Futur marché des transports scolaires : les syndicats redoutent un vaste mouvement social et interpellent le Département-Région

À quelques semaines de la rentrée scolaire, plusieurs organisations syndicales alertent sur le risque d’un important mouvement social susceptible de perturber les transports publics et les transports scolaires à Mayotte. En cause, selon elles, les conditions de préparation du futur marché des transports scolaires et les conséquences qu’il pourrait avoir sur l’emploi et les acquis sociaux des salariés du secteur.

Le climat social se tend dans le secteur des transports à Mayotte. Les syndicats représentant les salariés de MATIS (groupement Nari Endré Mbéli), Cadéma, Transdev, Tama ya Léo na Méso et Ouvoimoja multiplient les prises de parole afin d’alerter les pouvoirs publics et la population sur ce qu’ils présentent comme une menace pesant sur près de 1 000 emplois.

Au cœur de leurs inquiétudes figure le renouvellement du marché des transports scolaires, dont les modalités sont actuellement en préparation par le Département-Région.

Les représentants syndicaux estiment que les futurs appels d’offres pourraient ne pas comporter de dispositions garantissant la reprise du personnel et le maintien des acquis sociaux des salariés actuellement employés par les entreprises titulaires des marchés.

Les acquis sociaux au centre des inquiétudes

Pour Bouhari Ahamada, secrétaire général FO de la branche Transports, les conséquences pourraient être lourdes pour l’ensemble de la profession.

Selon lui, près de 1 000 salariés seraient concernés, parmi lesquels environ 300 conducteurs de bus, 100 médiateurs, 30 contrôleurs, 200 agents administratifs et d’exploitation, ainsi que des personnels des ateliers de maintenance.

« Au fil des échanges que nous avons eus avec le Département-Région, nous avons le sentiment que la préservation de nos emplois et de nos acquis sociaux n’est pas une priorité », affirme le responsable syndical.

Les syndicats expliquent que la compétence relative au transport scolaire devrait être transférée à plusieurs intercommunalités, notamment la Cadéma et la Communauté d’agglomération du Grand Nord, ce qui entraînerait la passation de nouveaux marchés.

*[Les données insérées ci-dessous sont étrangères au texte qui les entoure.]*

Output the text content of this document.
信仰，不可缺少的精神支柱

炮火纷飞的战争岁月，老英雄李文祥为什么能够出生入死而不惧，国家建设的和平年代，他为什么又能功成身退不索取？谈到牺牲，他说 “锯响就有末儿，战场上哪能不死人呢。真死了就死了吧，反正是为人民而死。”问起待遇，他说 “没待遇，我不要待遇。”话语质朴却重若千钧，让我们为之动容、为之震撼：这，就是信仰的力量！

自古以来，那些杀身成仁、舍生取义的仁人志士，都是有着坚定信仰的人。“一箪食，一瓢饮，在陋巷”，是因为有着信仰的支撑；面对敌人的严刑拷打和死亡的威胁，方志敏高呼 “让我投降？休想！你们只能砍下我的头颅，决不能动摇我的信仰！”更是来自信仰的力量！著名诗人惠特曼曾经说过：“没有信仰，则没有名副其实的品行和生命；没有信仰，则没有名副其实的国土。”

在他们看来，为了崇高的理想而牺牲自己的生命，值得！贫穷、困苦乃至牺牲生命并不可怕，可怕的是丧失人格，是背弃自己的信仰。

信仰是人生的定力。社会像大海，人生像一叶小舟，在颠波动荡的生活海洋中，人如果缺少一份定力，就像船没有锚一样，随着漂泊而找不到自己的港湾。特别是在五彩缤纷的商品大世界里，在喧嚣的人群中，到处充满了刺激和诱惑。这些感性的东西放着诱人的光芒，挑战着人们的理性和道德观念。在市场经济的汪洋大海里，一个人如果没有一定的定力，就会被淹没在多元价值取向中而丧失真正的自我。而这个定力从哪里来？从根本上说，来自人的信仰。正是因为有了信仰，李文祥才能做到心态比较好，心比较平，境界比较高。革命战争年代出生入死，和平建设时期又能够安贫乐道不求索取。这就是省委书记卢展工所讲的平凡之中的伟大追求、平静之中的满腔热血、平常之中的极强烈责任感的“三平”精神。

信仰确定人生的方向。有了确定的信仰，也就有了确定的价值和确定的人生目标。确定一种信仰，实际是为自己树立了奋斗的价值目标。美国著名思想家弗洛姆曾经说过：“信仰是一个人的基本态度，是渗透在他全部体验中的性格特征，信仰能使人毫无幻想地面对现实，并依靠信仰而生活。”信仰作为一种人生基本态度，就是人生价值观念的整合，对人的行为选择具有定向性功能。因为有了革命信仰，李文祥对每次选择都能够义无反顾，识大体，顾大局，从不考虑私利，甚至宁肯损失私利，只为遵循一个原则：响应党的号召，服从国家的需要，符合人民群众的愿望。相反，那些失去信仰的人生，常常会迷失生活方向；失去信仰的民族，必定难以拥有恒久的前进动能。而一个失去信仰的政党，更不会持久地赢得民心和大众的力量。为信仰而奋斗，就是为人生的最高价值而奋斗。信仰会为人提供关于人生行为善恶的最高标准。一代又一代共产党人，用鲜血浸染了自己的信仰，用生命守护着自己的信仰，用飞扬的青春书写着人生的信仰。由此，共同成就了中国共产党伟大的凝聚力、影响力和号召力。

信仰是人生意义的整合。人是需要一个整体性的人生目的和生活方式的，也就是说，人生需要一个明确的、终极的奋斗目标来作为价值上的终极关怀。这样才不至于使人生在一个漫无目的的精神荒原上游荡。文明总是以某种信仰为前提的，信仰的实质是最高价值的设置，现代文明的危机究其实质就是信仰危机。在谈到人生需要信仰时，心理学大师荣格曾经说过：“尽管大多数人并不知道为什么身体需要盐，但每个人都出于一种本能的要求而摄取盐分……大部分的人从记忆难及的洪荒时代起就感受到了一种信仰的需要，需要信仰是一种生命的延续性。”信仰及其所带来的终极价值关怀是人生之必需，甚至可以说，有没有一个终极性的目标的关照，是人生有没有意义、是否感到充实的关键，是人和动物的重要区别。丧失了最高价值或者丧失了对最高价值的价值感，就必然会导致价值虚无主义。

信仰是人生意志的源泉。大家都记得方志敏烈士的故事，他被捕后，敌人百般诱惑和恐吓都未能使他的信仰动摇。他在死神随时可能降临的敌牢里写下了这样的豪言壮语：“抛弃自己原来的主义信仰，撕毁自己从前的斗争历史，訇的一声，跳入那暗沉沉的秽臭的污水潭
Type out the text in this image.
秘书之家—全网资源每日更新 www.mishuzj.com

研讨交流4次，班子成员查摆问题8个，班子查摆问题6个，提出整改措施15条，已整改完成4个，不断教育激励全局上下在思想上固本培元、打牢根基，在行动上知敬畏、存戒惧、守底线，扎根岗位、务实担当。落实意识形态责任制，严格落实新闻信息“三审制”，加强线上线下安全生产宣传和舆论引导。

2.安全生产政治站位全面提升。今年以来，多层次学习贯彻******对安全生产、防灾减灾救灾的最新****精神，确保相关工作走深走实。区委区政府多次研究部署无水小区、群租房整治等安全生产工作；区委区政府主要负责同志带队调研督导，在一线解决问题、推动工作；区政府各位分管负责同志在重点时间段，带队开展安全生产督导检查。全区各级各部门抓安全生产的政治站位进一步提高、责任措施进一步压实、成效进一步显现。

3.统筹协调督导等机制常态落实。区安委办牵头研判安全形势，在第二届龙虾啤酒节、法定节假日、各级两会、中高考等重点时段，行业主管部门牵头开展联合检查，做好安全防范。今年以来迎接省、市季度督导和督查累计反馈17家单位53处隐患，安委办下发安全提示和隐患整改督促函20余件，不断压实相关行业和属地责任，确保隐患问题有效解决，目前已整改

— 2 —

Ils craignent que le futur cahier des charges ne comporte aucune clause imposant aux futurs attributaires de reprendre les salariés actuellement employés ou de maintenir leurs conditions de rémunération.

Les syndicats dénoncent un risque de précarisation

Selon Bouhari Ahamada, certains salariés pourraient être réembauchés au niveau du SMIC, perdant ainsi les évolutions salariales acquises au fil des années.

« Certains agents ont construit leur carrière depuis plus de dix ans. Si aucune garantie de reprise n’est prévue, ils risquent de repartir de zéro », estime-t-il.

Les organisations syndicales dénoncent également un manque de concertation avec les représentants du personnel et demandent que les clauses sociales soient intégrées au futur marché public afin de garantir la continuité des emplois.

Elles affirment avoir alerté les services de l’État sur cette situation. Les représentants de FO et de la CFDT ont ainsi été reçus mercredi par les responsables de la Direction du travail afin d’exposer leurs préoccupations et de solliciter l’intervention des services de l’État.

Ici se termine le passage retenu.